# Gravity feed 560 cool time?



## gwie (Apr 10, 2020)

I just got done with my first cook on my new masterbuilt 560 gravity feed and I put the slide plates in to smother the charcoal, its been over 3 hours since I shut it off and the remaining charcoal is still going. how long should it take to smother the coals?


----------



## fivetricks (Apr 10, 2020)

Sounds like there is air getting to the coals somewhere. No air = no fire.


----------



## gwie (Apr 11, 2020)

I have checked the ash door and hopper lid and they seem tight.  It was dark so i didnt get a good look at the sliders.  Is there anyplace else to look for a leak besides the slide plates?  If its the sliders is there a common fix to seal them better?


----------



## chapper (Apr 11, 2020)

The only spots the air can get in are the sliders or ash catch/hopper door.  You may want to check that the sliders are in all the way.  Three hours is way to long for cool down.   I'm not sure exactly how long it's takes to cool down, but usually my coals have been burned out after an hour or so.  Although, I've been mostly smoking and haven't had the grill above 350.


----------



## jcam222 (Apr 11, 2020)

I don’t know how well insulated it is but my 270 has about an inch of insulation.

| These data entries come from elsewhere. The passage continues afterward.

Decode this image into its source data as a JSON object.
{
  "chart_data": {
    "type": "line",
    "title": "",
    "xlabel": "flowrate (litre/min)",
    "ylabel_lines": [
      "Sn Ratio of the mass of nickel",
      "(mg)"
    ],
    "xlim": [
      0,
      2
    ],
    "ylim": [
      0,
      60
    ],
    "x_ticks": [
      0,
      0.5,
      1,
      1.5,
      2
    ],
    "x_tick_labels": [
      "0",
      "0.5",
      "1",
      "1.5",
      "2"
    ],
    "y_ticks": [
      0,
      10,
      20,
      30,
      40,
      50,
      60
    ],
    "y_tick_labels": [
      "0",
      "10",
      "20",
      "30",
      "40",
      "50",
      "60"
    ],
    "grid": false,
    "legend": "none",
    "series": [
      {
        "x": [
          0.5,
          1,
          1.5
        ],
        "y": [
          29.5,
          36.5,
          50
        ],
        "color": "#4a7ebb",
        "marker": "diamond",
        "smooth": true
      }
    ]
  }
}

If I am cooking at 275 or higher it’s a few hours after shutting off airflow before it’s cool to the touch. The metal and cook chamber hold heat quite awhile due to its insulation.


----------



## gwie (Apr 11, 2020)

The sliders are up against the heat shields so I dont think they can go in any further.  My cook chamber cools down fairly fast. I wanted to make sure the coals were out before I put the grill in the garage, plus I wanted to check how much charcoal I had used being it was my first cook. The coals were still hot and took off again when I opened the hopper lid. I figured 3 hours they should have been out.


----------